Amidst all this, Modi has been remarkable on the foreign affairs front. A long list of overseas trips were necessary to quickly correct India’s history of poor diplomacy, which was first impractically moralistic and then surprisingly laggard: from the years of a didactic Non-Alignment Movement to playing subordinate to the Soviet Union to supporting Najibullah in Afghanistan to looking on like a spectator while China encircled us with its ‘string of pearls’. The evacuation from Yemen and humanitarian help to Nepal have been the cherries on the cake.
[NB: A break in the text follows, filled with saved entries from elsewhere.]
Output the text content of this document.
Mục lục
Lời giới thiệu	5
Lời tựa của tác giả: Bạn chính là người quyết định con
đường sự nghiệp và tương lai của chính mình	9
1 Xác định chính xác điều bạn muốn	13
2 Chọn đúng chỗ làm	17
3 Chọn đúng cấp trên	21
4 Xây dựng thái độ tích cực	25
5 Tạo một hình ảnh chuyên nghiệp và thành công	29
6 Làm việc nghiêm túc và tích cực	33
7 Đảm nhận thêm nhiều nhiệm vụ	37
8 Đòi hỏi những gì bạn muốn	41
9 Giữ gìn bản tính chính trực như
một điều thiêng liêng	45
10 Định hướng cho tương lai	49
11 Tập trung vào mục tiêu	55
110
In all these aspects, if the one-year old dispensation came across as a one-man show, do not carp. A BJP without Modi on top was inspiring nobody’s confidence even as the Congress-led UPA was getting exposed in one case of corruption after another. As expected from the ruler with an iron fist, there has been no allegation of high-level corruption under Modi’s watch.
Finally, this is a phase of transition as far as the country’s economy is concerned. If the growth in GDP has risen — never mind the new method of calculating it — the prices of some edibles have risen disturbingly high. If rich farmers can reach end consumers directly, even if FDI in retail is not allowed, food will turn affordable to all. The daily-waged tiller, meanwhile, must be allowed to diversify to urbane jobs, which calls for a big push to lacklustre skill development and passing of the NDA’s amendments to the UPA’s Right to Fair Compensation and Transparency in Land Acquisition, Rehabilitation and Resettlement Act, 2013, through a joint sitting of Parliament. Elsewhere, once subsidies turn leak-proof, thanks to banking inclusion, there will be less pressure to raise taxes to fill the emptying coffers of the exchequer. ‘Make in India’ is a long haul; give Modi at least a decade to bring it to fruition. It’s the initiative of Swachh Bharat where the government is all at sea, without a comprehensive waste management policy in place except a plan to build toilets for all; give it workable ideas instead of lampooning it with snide remarks. These are all aspects of the economy that can some day address the communal situation, too; remember, the more affluent a person is, the less political he turns; for, business cannot afford activism. Wish the nation a lot of money — implying a lot less strife. For that, you must keep the compulsive socialists at an arm’s length.